После пары Артём догнал её в коридоре.
— Твоя реакция была неоптимальна, — сказал он.
Лиза остановилась и медленно повернулась.
— Это у тебя вместо приветствия?
— Нет. Это наблюдение.
— Какое счастье.
— Ты снизила вероятность конструктивного результата примерно на сорок процентов.
Она уставилась на него так, будто пыталась решить, перед ней человек или особенно амбициозный калькулятор.
— А ты вообще живой?
Он не сразу понял, что вопрос не медицинский.
Лиза смотрела на него зло и устало. У неё были тёмные круги под глазами, трещинка на нижней губе и запах табака от куртки, хотя курить в кампусе запрещалось. Неаккуратность шла ей странно — как будто она не носила её, а использовала как защиту от мира.
— Иногда, — сказала она тише, — конструктивный результат — это не главная цель. Иногда человеку надо, чтобы его боль просто заметили. Хотя бы раз. Хоть кто-нибудь.
И ушла, оставив его с выражением лица человека, которому только что вручили крайне важную, но плохо задокументированную истину.
Фраза застряла в нём сильнее, чем хотелось. Боль должна быть замечена. Не устранена. Не оптимизирована. Не классифицирована. Замечена.
Формулировка казалась неточной, но упрямой.
Как заноза.
Как жизнь вообще.
С Лизой они столкнулись снова через неделю в мастерской при институте. Она сидела на полу возле разобранного сервера, ругалась сквозь зубы и пыталась держать фонарик плечом.
— Ты неправильно подключаешь шину, — сказал Артём.
— Спасибо, оракул.
— Это оскорбление?
— Пока нет. Но мы в начале пути.
Он присел рядом и молча взял кабель. Их пальцы соприкоснулись на секунду — у неё кожа была сухая и тёплая, у него холодная после улицы. Лиза не отдёрнула руку. Несколько минут они работали в тишине. Из соседней комнаты доносились приглушённые голоса, кто-то смеялся, за стеной гудел 3D-принтер.

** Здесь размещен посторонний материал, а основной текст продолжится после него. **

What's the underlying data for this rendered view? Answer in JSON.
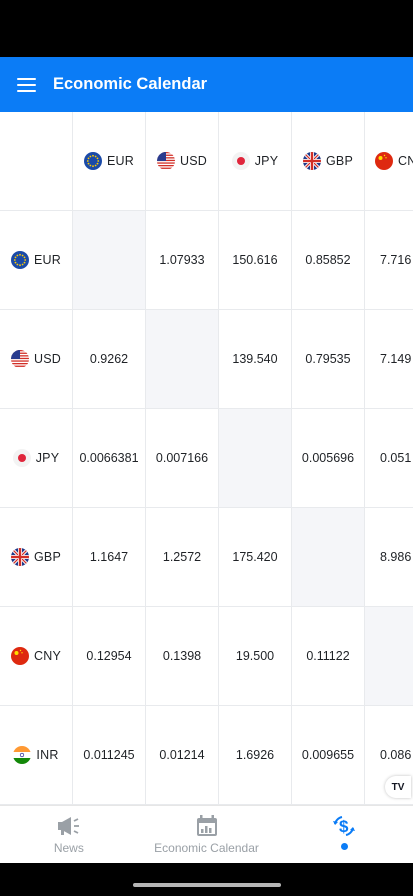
{
  "app_bar": {
    "title": "Economic Calendar"
  },
  "currencies": [
    {
      "code": "EUR",
      "flag": "eu-flag"
    },
    {
      "code": "USD",
      "flag": "us-flag"
    },
    {
      "code": "JPY",
      "flag": "jp-flag"
    },
    {
      "code": "GBP",
      "flag": "gb-flag"
    },
    {
      "code": "CNY",
      "flag": "cn-flag"
    },
    {
      "code": "INR",
      "flag": "in-flag"
    }
  ],
  "column_header_visible": [
    "EUR",
    "USD",
    "JPY",
    "GBP",
    "CN"
  ],
  "matrix": [
    [
      "",
      "1.07933",
      "150.616",
      "0.85852",
      "7.716"
    ],
    [
      "0.9262",
      "",
      "139.540",
      "0.79535",
      "7.149"
    ],
    [
      "0.0066381",
      "0.007166",
      "",
      "0.005696",
      "0.051"
    ],
    [
      "1.1647",
      "1.2572",
      "175.420",
      "",
      "8.986"
    ],
    [
      "0.12954",
      "0.1398",
      "19.500",
      "0.11122",
      ""
    ],
    [
      "0.011245",
      "0.01214",
      "1.6926",
      "0.009655",
      "0.086"
    ]
  ],
  "badge": {
    "text": "TV"
  },
  "bottom_nav": {
    "items": [
      {
        "label": "News",
        "icon": "megaphone-icon"
      },
      {
        "label": "Economic Calendar",
        "icon": "calendar-icon"
      },
      {
        "label": "",
        "icon": "currency-exchange-icon"
      }
    ]
  },
  "colors": {
    "accent": "#0b7cf6",
    "diagonal": "#f5f6f9",
    "grid_line": "#e8eaed"
  }
}
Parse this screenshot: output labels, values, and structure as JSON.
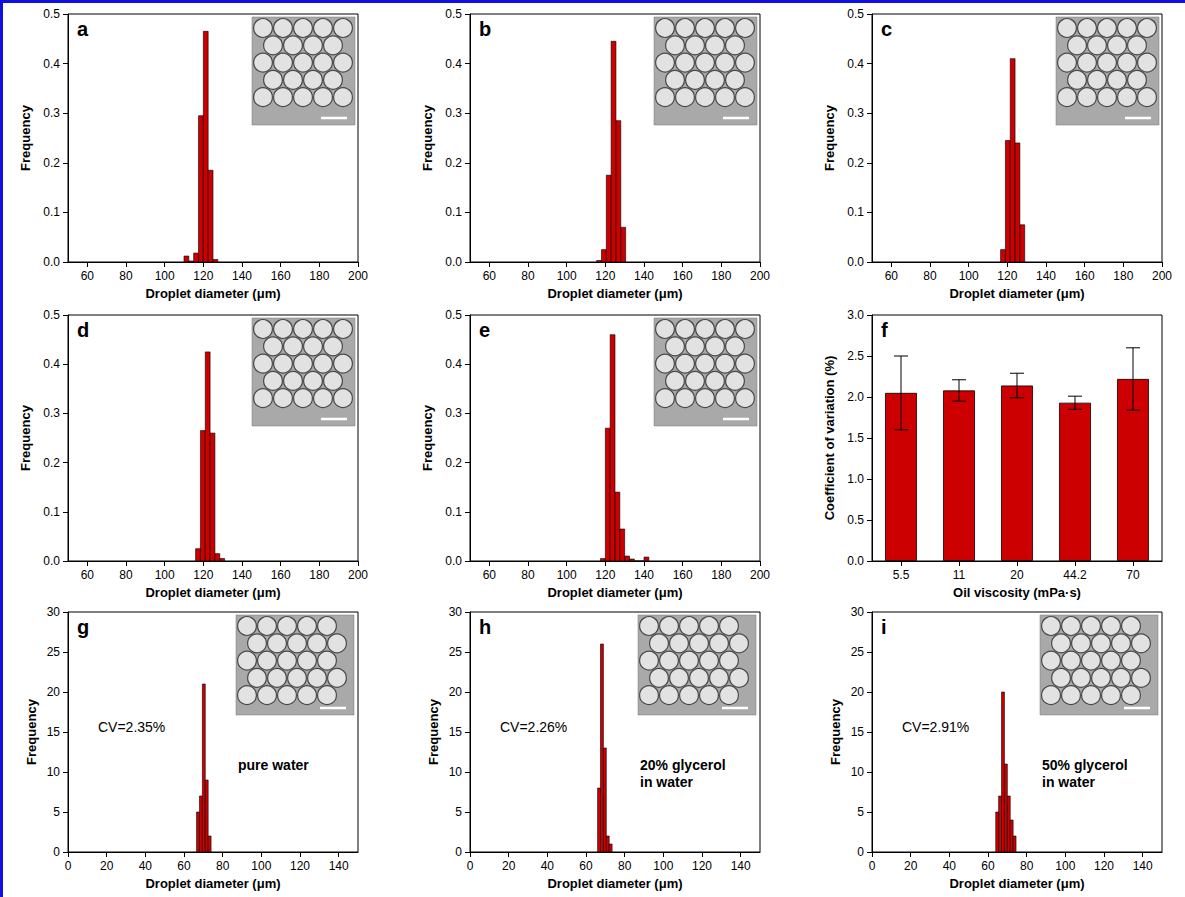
{
  "chart_data": [
    {
      "type": "histogram",
      "panel": "a",
      "x_label": "Droplet diameter (μm)",
      "y_label": "Frequency",
      "bins": [
        110,
        112.5,
        115,
        117.5,
        120,
        122.5,
        125,
        127.5
      ],
      "counts": [
        0.012,
        0.002,
        0.018,
        0.295,
        0.465,
        0.185,
        0.005
      ],
      "color": "#cc0000",
      "xlim": [
        50,
        200
      ],
      "xticks": [
        60,
        80,
        100,
        120,
        140,
        160,
        180,
        200
      ],
      "ylim": [
        0,
        0.5
      ],
      "yticks": [
        {
          "value": 0,
          "label": "0.0"
        },
        0.1,
        0.2,
        0.3,
        0.4,
        0.5
      ],
      "grid": false
    },
    {
      "type": "histogram",
      "panel": "b",
      "x_label": "Droplet diameter (μm)",
      "y_label": "Frequency",
      "bins": [
        115.5,
        118,
        120.5,
        123,
        125.5,
        128,
        130.5
      ],
      "counts": [
        0.003,
        0.025,
        0.175,
        0.445,
        0.285,
        0.07
      ],
      "color": "#cc0000",
      "xlim": [
        50,
        200
      ],
      "xticks": [
        60,
        80,
        100,
        120,
        140,
        160,
        180,
        200
      ],
      "ylim": [
        0,
        0.5
      ],
      "yticks": [
        {
          "value": 0,
          "label": "0.0"
        },
        0.1,
        0.2,
        0.3,
        0.4,
        0.5
      ],
      "grid": false
    },
    {
      "type": "histogram",
      "panel": "c",
      "x_label": "Droplet diameter (μm)",
      "y_label": "Frequency",
      "bins": [
        116.5,
        119,
        121.5,
        124,
        126.5,
        129
      ],
      "counts": [
        0.025,
        0.245,
        0.41,
        0.24,
        0.075
      ],
      "color": "#cc0000",
      "xlim": [
        50,
        200
      ],
      "xticks": [
        60,
        80,
        100,
        120,
        140,
        160,
        180,
        200
      ],
      "ylim": [
        0,
        0.5
      ],
      "yticks": [
        {
          "value": 0,
          "label": "0.0"
        },
        0.1,
        0.2,
        0.3,
        0.4,
        0.5
      ],
      "grid": false
    },
    {
      "type": "histogram",
      "panel": "d",
      "x_label": "Droplet diameter (μm)",
      "y_label": "Frequency",
      "bins": [
        116,
        118.5,
        121,
        123.5,
        126,
        128.5,
        131
      ],
      "counts": [
        0.025,
        0.265,
        0.425,
        0.26,
        0.015,
        0.005
      ],
      "color": "#cc0000",
      "xlim": [
        50,
        200
      ],
      "xticks": [
        60,
        80,
        100,
        120,
        140,
        160,
        180,
        200
      ],
      "ylim": [
        0,
        0.5
      ],
      "yticks": [
        {
          "value": 0,
          "label": "0.0"
        },
        0.1,
        0.2,
        0.3,
        0.4,
        0.5
      ],
      "grid": false
    },
    {
      "type": "histogram",
      "panel": "e",
      "x_label": "Droplet diameter (μm)",
      "y_label": "Frequency",
      "bins": [
        117.5,
        120,
        122.5,
        125,
        127.5,
        130,
        132.5,
        135,
        137.5,
        140,
        142.5
      ],
      "counts": [
        0.005,
        0.27,
        0.46,
        0.14,
        0.065,
        0.01,
        0.004,
        0,
        0,
        0.008
      ],
      "color": "#cc0000",
      "xlim": [
        50,
        200
      ],
      "xticks": [
        60,
        80,
        100,
        120,
        140,
        160,
        180,
        200
      ],
      "ylim": [
        0,
        0.5
      ],
      "yticks": [
        {
          "value": 0,
          "label": "0.0"
        },
        0.1,
        0.2,
        0.3,
        0.4,
        0.5
      ],
      "grid": false
    },
    {
      "type": "bar",
      "panel": "f",
      "x_label": "Oil viscosity (mPa·s)",
      "y_label": "Coefficient of variation (%)",
      "categories": [
        "5.5",
        "11",
        "20",
        "44.2",
        "70"
      ],
      "values": [
        2.05,
        2.08,
        2.14,
        1.93,
        2.22
      ],
      "errors": [
        0.45,
        0.13,
        0.15,
        0.08,
        0.38
      ],
      "color": "#cc0000",
      "ylim": [
        0,
        3
      ],
      "yticks": [
        {
          "value": 0,
          "label": "0.0"
        },
        0.5,
        {
          "value": 1,
          "label": "1.0"
        },
        1.5,
        {
          "value": 2,
          "label": "2.0"
        },
        2.5,
        {
          "value": 3,
          "label": "3.0"
        }
      ],
      "grid": false
    },
    {
      "type": "histogram",
      "panel": "g",
      "x_label": "Droplet diameter (μm)",
      "y_label": "Frequency",
      "annotations": [
        "CV=2.35%",
        "pure water"
      ],
      "bins": [
        66.5,
        68,
        69.5,
        71,
        72.5,
        74
      ],
      "counts": [
        5,
        7,
        21,
        9,
        2
      ],
      "color": "#cc0000",
      "xlim": [
        0,
        150
      ],
      "xticks": [
        0,
        20,
        40,
        60,
        80,
        100,
        120,
        140
      ],
      "ylim": [
        0,
        30
      ],
      "yticks": [
        0,
        5,
        10,
        15,
        20,
        25,
        30
      ],
      "grid": false
    },
    {
      "type": "histogram",
      "panel": "h",
      "x_label": "Droplet diameter (μm)",
      "y_label": "Frequency",
      "annotations": [
        "CV=2.26%",
        "20% glycerol in water"
      ],
      "bins": [
        66,
        67.5,
        69,
        70.5,
        72,
        73.5
      ],
      "counts": [
        8,
        26,
        13,
        2,
        1
      ],
      "color": "#cc0000",
      "xlim": [
        0,
        150
      ],
      "xticks": [
        0,
        20,
        40,
        60,
        80,
        100,
        120,
        140
      ],
      "ylim": [
        0,
        30
      ],
      "yticks": [
        0,
        5,
        10,
        15,
        20,
        25,
        30
      ],
      "grid": false
    },
    {
      "type": "histogram",
      "panel": "i",
      "x_label": "Droplet diameter (μm)",
      "y_label": "Frequency",
      "annotations": [
        "CV=2.91%",
        "50% glycerol in water"
      ],
      "bins": [
        64,
        65.5,
        67,
        68.5,
        70,
        71.5,
        73,
        74.5
      ],
      "counts": [
        5,
        7,
        20,
        11,
        7,
        4,
        2
      ],
      "color": "#cc0000",
      "xlim": [
        0,
        150
      ],
      "xticks": [
        0,
        20,
        40,
        60,
        80,
        100,
        120,
        140
      ],
      "ylim": [
        0,
        30
      ],
      "yticks": [
        0,
        5,
        10,
        15,
        20,
        25,
        30
      ],
      "grid": false
    }
  ]
}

— Почему ты тогда так сказала? — спросил он, не поднимая глаз.
— Когда?
— Про живой.
Лиза выдохнула.
— Потому что ты разговариваешь так, будто у всего есть правильный формат.
— А разве нет?
Она посмотрела на него с почти жалостью.
— У техники — иногда. У людей — в основном нет. Мы путаемся, врём, срываемся, любим не тех, говорим гадости от страха, возвращаемся туда, откуда надо было уйти. Иногда вообще не понимаем, что чувствуем, и узнаём это уже после того, как всё испортили.
— Это звучит как дефект.
— Это звучит как вторник.
Он хотел возразить, но почему-то не стал.
С этого дня они начали пересекаться чаще. Сначала случайно. Потом уже с некоторой степенью лицемерия по отношению к слову «случайно».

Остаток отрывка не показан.